Keep this simple example in mind: If you went to the fanciest neighborhood in Los Angeles carrying a plastic Dollar Tree bag with a human head inside it, I don't think anyone would think anything of it as long as the bag was held down at your side by a relaxed, slack arm.

On the other hand, if you walked around with the nicest bag filled with plans to build a soup kitchen for at-risk kittens, but held it up at shoulder level in a tight overhand grip, people would be like, "What's this dude's deal?" They'd be suspicious of why you were unnecessarily expending energy to hold a bag like that.

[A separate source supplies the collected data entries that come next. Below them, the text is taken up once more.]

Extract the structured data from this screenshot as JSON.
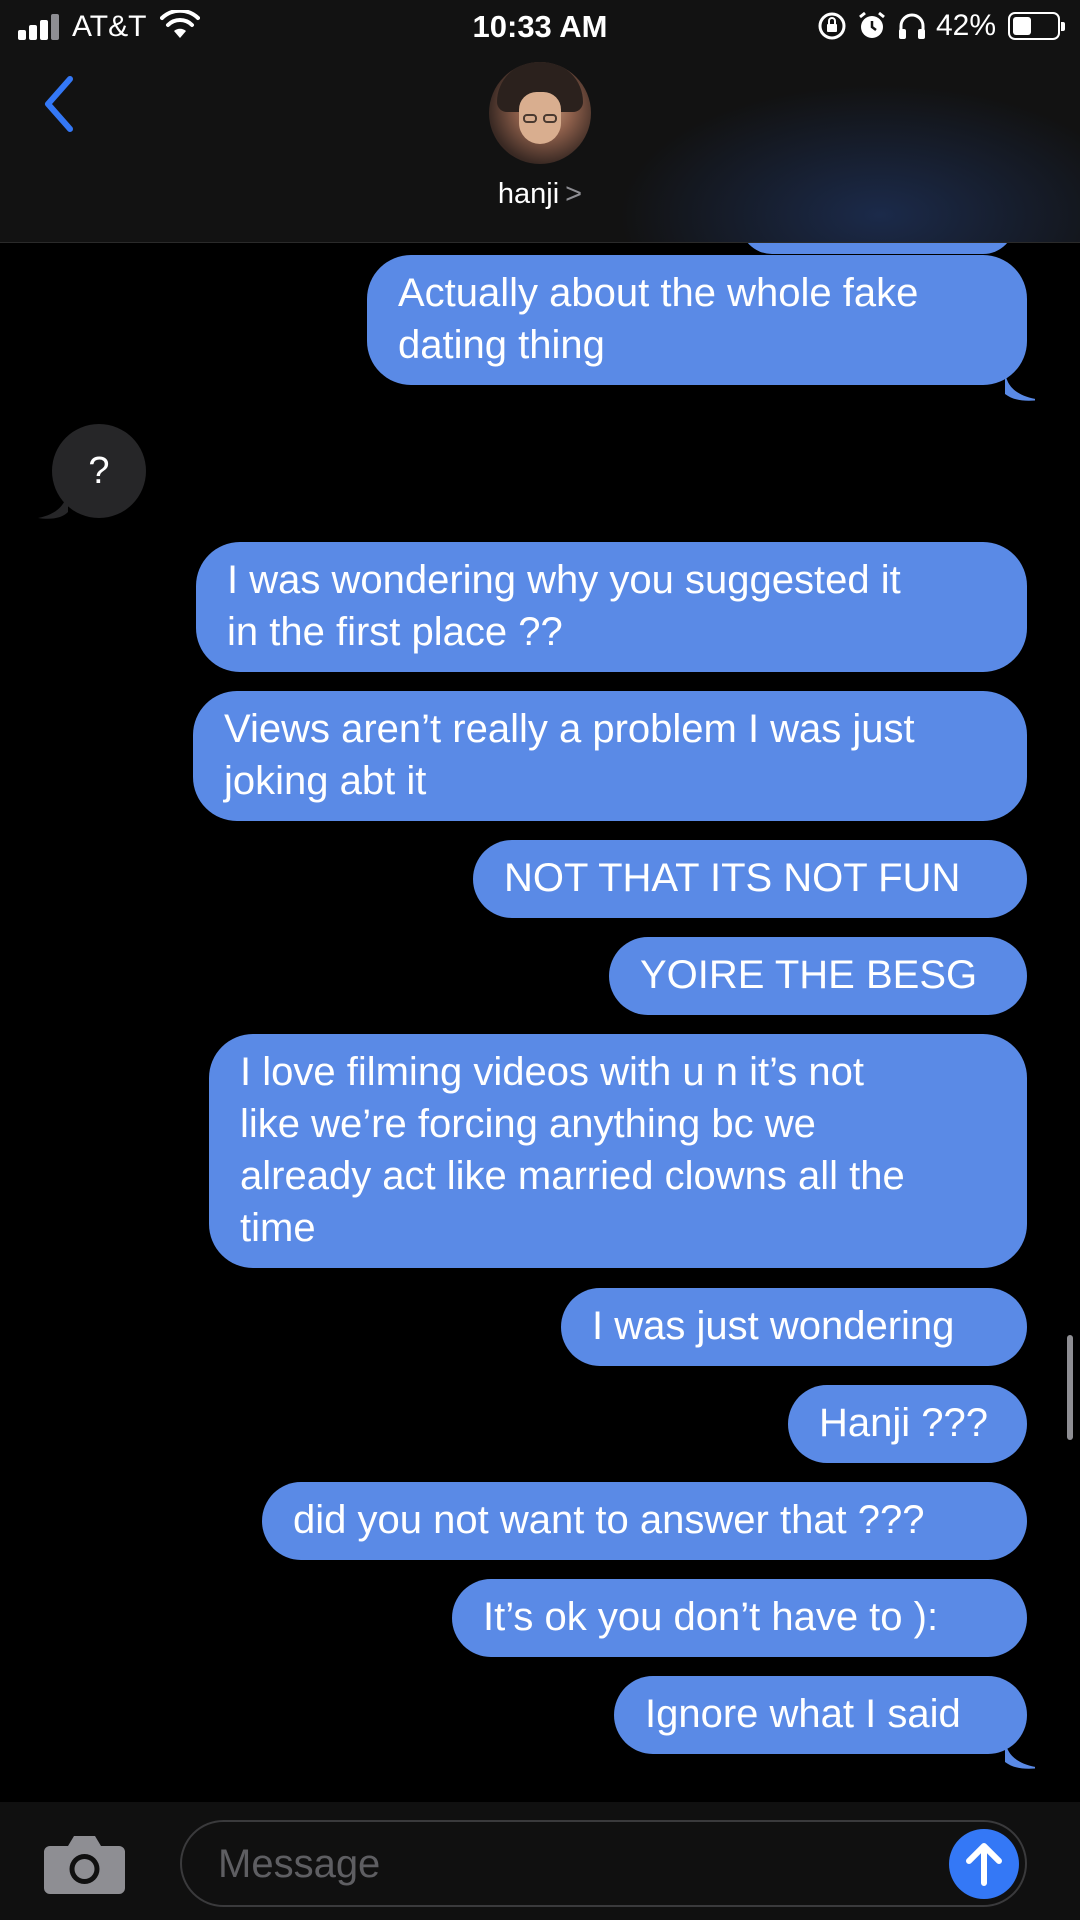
{
  "status_bar": {
    "carrier": "AT&T",
    "time": "10:33 AM",
    "battery_percent": "42%",
    "battery_level": 0.42,
    "icons": [
      "signal-icon",
      "wifi-icon",
      "rotation-lock-icon",
      "alarm-icon",
      "headphones-icon",
      "battery-icon"
    ]
  },
  "header": {
    "back_icon": "chevron-left-icon",
    "contact_name": "hanji",
    "contact_chevron": ">"
  },
  "messages": [
    {
      "from": "me",
      "lines": [
        "Actually about the whole fake",
        "dating thing"
      ]
    },
    {
      "from": "them",
      "lines": [
        "?"
      ]
    },
    {
      "from": "me",
      "lines": [
        "I was wondering why you suggested it",
        "in the first place ??"
      ]
    },
    {
      "from": "me",
      "lines": [
        "Views aren’t really a problem I was just",
        "joking abt it"
      ]
    },
    {
      "from": "me",
      "lines": [
        "NOT THAT ITS NOT FUN"
      ]
    },
    {
      "from": "me",
      "lines": [
        "YOIRE THE BESG"
      ]
    },
    {
      "from": "me",
      "lines": [
        "I love filming videos with u n it’s not",
        "like we’re forcing anything bc we",
        "already act like married clowns all the",
        "time"
      ]
    },
    {
      "from": "me",
      "lines": [
        "I was just wondering"
      ]
    },
    {
      "from": "me",
      "lines": [
        "Hanji ???"
      ]
    },
    {
      "from": "me",
      "lines": [
        "did you not want to answer that ???"
      ]
    },
    {
      "from": "me",
      "lines": [
        "It’s ok you don’t have to ):"
      ]
    },
    {
      "from": "me",
      "lines": [
        "Ignore what I said"
      ]
    }
  ],
  "composer": {
    "placeholder": "Message",
    "camera_icon": "camera-icon",
    "send_icon": "arrow-up-icon"
  },
  "colors": {
    "outgoing_bubble": "#5a8ae6",
    "incoming_bubble": "#262628",
    "accent": "#3478f6",
    "background": "#000000"
  }
}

So let's bring it back to our example of the faro shuffle. Compared to a normal shuffle, it's a studied action that requires your attention (energy) and I think that's why it seemed questionable to a lay audience. They don't know what happened but the moment is questionable to them. And one of our goals should be to eliminate questionable moments because I think each one ends up reducing an audience's reaction by 5 or 10%. When we replaced the faro for a complete deck switch done in the performer's case (with some motivation), it did not trigger people's suspicion. That notion will make card technicians furious. The idea that it might be better to switch decks altogether -- out of view from the audience -- than just do a faro. It seems ridiculous. But I have no ego wrapped up in this, I'm only concerned with the audience's response to things. And if a well executed switch slides by unnoticed whereas an equally well executed faro shuffle raises an eyebrow, I'm going to go with the switch.

But this is not just a question of physical actions. In fact, it's more often a problem of trick structure or presentation. "I'm going to read your mind. Roll these three dice. Then open this book to the page number indicated by the dice and think of the first word on the page. Now I want you to jumble the letters in your head and think of an 'interesting' letter. Oh, and write it on this chalkboard." That's a large unnecessary expenditure of energy to read someone's mind. 

That's not to say tricks can't involve a large investment of time and energy by the performer. I just think you need to avoid the appearance of unnecessary energy. That's what will draw people's attention and erode their reactions.

This is why propless magic/mentalism so often fails. They substitute a quick action the requires little excess energy (choosing a card, writing down a word, etc) with a long process that is only excess energy.

This is a foundational idea for the style of magic I've found to be the most powerful. So get out your highlighters and scribble all over your screen. This is something we'll be coming back to.